Zimbabwe: Six provinces face severe food shortages
By Nangayi Guyson – Harare – Zimbabwe which has been facing serious economic problems of inflation which was rated as the second worst inflation spike in history, behind the hyper inflationary crisis of Hungary in 1946, is now facing Humanitarian crisis with at least six of 10 provinces facing severe food shortages, and the government has ordered the country’s grain marketing board (GMB) to send grain to the affected areas, a state daily said on Monday.

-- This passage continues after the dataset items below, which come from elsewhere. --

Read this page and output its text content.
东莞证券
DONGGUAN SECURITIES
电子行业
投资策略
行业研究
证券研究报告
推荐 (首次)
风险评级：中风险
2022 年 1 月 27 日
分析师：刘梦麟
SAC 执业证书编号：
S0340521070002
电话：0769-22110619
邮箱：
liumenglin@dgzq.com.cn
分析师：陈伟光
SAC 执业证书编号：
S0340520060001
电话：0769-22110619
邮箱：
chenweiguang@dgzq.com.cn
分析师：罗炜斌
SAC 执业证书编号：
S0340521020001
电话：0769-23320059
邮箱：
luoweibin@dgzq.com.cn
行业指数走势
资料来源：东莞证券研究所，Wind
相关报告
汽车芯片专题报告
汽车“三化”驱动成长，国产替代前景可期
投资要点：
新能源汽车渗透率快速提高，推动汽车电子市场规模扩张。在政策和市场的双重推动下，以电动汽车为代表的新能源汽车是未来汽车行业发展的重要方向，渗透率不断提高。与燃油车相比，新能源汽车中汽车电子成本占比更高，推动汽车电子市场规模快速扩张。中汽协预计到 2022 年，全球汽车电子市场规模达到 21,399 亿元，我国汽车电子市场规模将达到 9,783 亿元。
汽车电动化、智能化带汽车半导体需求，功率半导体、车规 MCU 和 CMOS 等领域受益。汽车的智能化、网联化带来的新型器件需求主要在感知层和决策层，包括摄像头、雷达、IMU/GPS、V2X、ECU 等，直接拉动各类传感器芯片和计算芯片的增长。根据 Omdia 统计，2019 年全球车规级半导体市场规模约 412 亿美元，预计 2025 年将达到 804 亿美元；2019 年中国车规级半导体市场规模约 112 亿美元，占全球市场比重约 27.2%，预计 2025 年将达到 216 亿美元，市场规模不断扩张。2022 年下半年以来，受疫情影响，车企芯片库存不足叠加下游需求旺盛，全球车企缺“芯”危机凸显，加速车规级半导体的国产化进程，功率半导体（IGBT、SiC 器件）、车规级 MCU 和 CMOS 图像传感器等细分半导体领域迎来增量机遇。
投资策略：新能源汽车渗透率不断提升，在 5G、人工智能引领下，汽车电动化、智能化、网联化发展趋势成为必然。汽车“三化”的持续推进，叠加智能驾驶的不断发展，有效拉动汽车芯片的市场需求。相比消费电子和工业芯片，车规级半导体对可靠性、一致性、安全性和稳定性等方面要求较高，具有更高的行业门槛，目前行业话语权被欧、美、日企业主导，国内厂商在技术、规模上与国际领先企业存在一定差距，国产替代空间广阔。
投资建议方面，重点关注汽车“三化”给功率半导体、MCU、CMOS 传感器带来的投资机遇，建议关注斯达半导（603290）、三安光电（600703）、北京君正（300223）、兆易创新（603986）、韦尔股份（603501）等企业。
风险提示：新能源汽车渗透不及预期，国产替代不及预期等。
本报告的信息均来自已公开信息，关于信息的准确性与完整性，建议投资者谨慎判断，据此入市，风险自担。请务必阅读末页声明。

“The GMB is holding on to 270 000 metric tons and have to start helping our people,” Agriculture Minister Joseph Made told The Herald newspaper. More than two million people in Zimbabwe, or close to one-fifth of the southern African country’s population, are in need of food aid, the Red Cross said.
A government crop assessment carried out in January found that the country had more than two million hectares of maize planted, up from 1.8 million last year, and was expecting to harvest 1.7 million tonnes.
The United Nations has appealed for $415m to feed 1.7 million people this year until the harvest starts in May. This year Zimbabwe received normal rains at the beginning of the year, but some crops have been written off following a dry spell between February and March.
Since 2000, the southern African nation has faced successive years of food shortages that coincided with controversial land reforms launched by long-time President Robert Mugabe to seize nearly 4 000 white-owned farms for redistribution to landless blacks.
In December 2009 the Red Cross appealed for 38.4 million Swiss francs ($36.8 million Cdn) in funds to continue an emergency food operation begun in 2008 to support more than 200,000 particularly vulnerable people in the region.
Critics of long time ruler President Robert Mugabe have blamed the food shortages on measures he introduced in 2000, when thousands of white-owned farms were handed over to landless blacks, seizures Mugabe argued were necessary to resettle blacks kicked off their land during British colonization. Although the land reform programme has been judged to be successful there is still speculation that it has been the cause of the downfall of the economy.
Critics said the policy left much of the best farmland unused, as resettled farmers did not have the proper equipment, supplies and seed to keep production at previous levels.
Mugabe has blamed his country’s plight on sanctions placed against his government, though Western countries say those sanctions target only Mugabe and his top aides.